Открытие огорчило. Николя так надеялся прикоснуться к таинственному амулету, если уж к трупам не дают. А тут – разум. Ничего интересного.
– Благодарю. Постараюсь запомнить.
– Могу просить вас об одолжении?
Разумеется, Коля горячо согласился быть полезным в чем мог.
– Опишите, что там происходит. Может, заметили что-то любопытное?
Как ни пыжился юный чиновник, как ни тер замерзший лоб, но ничего толкового припомнить не мог.
– Кажется, про вас что-то говорили…
– Опять магические силы?
– Нет, как-то странно, вроде: «Вот уж попался». Эх, ничего-то я не знаю. Отослали меня. Простите…
С горя юный чиновник закрылся накидкой и затих. А Ванзаров не счел нужным копаться в мелких глупостях и отдался мрачной задумчивости.
Свернув с Пантелеймоновской улицы, пролетка встала. Кучер, он же городовой, оборотился к пассажирам, одарив многозначительным взглядом, потерял всякий интерес к их дальнейшей судьбе. Дескать, идите куда хотите. Но место назначения казалось сомнительным. Косой переулок находился вблизи главных проспектов, но праздничной суетой его обделили, как бедного родственника угощением на богатой свадьбе. Не хлопали гирлянды праздничных флажков, не играла иллюминация, да и вообще казалось, что переулок не имеет к грядущим радостям никакого отношения. Парочка хилых газовых фонарей еле-еле разгоняла вечернюю муть. Но и этого было достаточно, чтобы ясно разглядеть совершенно пустые тротуары. Ничто не указывало, что где-то здесь произошло серьезное преступление. Не было толпы зевак, которых отгоняли городовые, фотограф не сверкал вспышкой магния на высоченной треноге, не расхаживали следователи в поисках очевидцев или свидетелей. Сонная дремота тихого угла, и только.
Шутки часто скрашивали серые будни чиновников полиции. Ванзаров имел счастье в этом убедиться неоднократно. Все указывало на то, что нынче розыгрыш удался как нельзя лучше. Коллежский секретарь глянул на мальчишку со всей строгостью старшего по чину. Николя вылез из теплого укрытия, осмотрелся и растерянно пробормотал:
– Ничего не понимаю. Не мог же я перепутать, мне четко приказали доставить сюда. Честное слово, господин Ванзаров…

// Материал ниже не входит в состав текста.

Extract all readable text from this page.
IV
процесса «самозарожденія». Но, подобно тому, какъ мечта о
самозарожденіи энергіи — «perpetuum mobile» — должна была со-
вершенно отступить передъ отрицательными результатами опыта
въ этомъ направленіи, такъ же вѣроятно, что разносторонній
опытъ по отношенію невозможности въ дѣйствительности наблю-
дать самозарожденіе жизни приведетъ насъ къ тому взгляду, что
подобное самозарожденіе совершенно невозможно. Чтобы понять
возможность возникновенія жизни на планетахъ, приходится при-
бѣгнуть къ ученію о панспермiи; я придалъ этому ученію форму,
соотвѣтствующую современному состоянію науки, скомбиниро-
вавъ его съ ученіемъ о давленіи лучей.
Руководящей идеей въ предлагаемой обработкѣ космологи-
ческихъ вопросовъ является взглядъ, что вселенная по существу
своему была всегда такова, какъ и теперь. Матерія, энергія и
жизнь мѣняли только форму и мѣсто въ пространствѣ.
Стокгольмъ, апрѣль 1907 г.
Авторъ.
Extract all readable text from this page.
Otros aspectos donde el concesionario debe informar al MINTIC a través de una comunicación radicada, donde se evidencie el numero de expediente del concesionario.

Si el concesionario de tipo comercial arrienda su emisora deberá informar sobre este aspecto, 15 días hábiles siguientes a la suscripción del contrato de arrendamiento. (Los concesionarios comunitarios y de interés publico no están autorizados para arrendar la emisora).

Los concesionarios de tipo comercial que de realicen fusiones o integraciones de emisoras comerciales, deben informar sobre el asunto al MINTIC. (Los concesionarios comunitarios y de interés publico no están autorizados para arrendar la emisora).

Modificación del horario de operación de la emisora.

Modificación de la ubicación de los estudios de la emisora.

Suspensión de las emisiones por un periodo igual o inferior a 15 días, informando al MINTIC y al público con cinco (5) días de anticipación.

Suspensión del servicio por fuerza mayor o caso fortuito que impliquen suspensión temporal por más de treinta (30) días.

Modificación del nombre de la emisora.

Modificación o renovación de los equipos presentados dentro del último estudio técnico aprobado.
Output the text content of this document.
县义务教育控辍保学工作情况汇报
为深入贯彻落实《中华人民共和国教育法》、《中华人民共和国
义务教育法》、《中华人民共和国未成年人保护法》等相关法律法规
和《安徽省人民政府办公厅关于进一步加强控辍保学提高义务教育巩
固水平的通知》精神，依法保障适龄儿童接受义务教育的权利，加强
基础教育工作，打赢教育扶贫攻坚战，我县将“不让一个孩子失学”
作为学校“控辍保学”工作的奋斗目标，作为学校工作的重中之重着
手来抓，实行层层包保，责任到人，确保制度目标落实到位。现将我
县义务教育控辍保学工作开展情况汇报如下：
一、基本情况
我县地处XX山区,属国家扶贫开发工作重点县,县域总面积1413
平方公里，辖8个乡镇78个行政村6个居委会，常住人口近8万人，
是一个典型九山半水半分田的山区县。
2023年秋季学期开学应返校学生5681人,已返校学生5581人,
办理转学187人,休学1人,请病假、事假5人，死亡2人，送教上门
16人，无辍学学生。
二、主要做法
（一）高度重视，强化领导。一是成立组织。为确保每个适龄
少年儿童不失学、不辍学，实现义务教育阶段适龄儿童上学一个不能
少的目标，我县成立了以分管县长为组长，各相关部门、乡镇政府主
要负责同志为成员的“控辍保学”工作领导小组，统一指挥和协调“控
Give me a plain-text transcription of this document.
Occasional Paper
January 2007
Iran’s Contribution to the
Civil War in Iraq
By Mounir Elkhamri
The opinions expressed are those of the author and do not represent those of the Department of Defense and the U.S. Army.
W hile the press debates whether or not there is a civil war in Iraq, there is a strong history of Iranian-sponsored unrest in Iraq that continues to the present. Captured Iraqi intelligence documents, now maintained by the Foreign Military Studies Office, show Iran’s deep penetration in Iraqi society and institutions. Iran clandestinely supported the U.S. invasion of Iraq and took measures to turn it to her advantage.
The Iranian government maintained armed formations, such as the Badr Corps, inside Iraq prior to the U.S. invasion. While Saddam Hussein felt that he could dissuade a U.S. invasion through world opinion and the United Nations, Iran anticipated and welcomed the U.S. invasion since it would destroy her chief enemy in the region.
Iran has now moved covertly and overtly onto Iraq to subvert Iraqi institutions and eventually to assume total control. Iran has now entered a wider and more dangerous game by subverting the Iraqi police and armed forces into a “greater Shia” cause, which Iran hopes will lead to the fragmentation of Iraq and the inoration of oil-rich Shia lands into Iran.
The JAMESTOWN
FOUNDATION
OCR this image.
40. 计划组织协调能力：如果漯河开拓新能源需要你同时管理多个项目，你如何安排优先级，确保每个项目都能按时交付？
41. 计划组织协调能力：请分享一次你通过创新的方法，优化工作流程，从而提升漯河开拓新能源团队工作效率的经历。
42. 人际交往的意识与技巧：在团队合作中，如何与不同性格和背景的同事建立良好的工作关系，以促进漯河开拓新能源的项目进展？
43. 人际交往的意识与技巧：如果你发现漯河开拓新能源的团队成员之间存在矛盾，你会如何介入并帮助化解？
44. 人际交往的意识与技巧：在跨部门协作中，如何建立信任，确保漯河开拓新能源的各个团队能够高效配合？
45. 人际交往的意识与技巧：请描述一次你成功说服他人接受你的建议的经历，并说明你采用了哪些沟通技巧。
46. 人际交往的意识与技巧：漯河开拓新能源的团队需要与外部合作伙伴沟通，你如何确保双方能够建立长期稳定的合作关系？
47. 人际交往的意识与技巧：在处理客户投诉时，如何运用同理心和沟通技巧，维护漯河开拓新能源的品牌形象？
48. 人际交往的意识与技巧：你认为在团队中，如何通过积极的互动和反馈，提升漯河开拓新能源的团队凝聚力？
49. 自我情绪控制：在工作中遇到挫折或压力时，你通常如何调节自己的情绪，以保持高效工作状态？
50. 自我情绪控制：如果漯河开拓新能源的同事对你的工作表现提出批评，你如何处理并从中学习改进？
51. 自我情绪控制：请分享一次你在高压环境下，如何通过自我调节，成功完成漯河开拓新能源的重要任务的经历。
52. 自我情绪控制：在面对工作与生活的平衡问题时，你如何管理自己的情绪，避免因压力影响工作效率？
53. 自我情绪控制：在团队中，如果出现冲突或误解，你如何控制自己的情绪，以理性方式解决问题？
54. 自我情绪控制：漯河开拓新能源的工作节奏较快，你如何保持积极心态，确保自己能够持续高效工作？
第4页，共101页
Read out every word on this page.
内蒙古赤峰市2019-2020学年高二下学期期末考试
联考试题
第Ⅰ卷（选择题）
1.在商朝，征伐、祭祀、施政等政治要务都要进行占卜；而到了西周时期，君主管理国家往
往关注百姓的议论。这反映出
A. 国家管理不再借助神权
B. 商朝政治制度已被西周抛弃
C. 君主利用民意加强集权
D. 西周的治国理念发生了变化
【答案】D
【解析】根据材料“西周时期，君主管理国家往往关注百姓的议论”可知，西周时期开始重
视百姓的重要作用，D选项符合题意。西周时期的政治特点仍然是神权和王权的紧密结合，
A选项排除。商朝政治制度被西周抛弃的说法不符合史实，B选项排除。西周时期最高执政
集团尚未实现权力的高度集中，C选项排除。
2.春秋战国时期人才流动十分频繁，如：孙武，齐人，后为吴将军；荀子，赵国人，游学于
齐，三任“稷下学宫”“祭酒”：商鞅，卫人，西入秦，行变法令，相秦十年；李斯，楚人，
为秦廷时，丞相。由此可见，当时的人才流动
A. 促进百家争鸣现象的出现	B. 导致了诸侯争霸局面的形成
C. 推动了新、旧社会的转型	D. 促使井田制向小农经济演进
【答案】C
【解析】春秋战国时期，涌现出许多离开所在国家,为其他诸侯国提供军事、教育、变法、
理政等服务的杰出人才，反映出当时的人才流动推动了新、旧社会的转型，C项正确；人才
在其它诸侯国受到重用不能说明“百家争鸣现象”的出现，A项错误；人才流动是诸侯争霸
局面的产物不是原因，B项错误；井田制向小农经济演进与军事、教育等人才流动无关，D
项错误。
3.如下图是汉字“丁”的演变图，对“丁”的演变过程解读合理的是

Внезапно от стены отделилась темная фигура и, придерживая шашку, устремилась к пролетке. Подбежавший городовой небрежно козырнул, пригласив гостя следовать за ним.
– Рад был знакомству! – крикнул вслед Николя с тайной надеждой, какую могут выдумать только мальчишки, рвущиеся к подвигам и свершениям.
В крохотном проулке меж неплотно выстроенных домов втиснулась карета с наглухо занавешенными окнами без украшений и резных гербов. Незаметная и скромная, как и полагается служебному экипажу серьезного департамента. Осоловевшие лошади вздрагивали под инеем и громко фыркали. Промерзший кучер закутался в шубу так, что носа не видно. Давно ждут.
Городовой деликатно стукнул в дверцу, блестящую черным лаком, и предложил руку. Но Ванзаров осилил кованые ступеньки без посторонней помощи. Еще чего не хватало!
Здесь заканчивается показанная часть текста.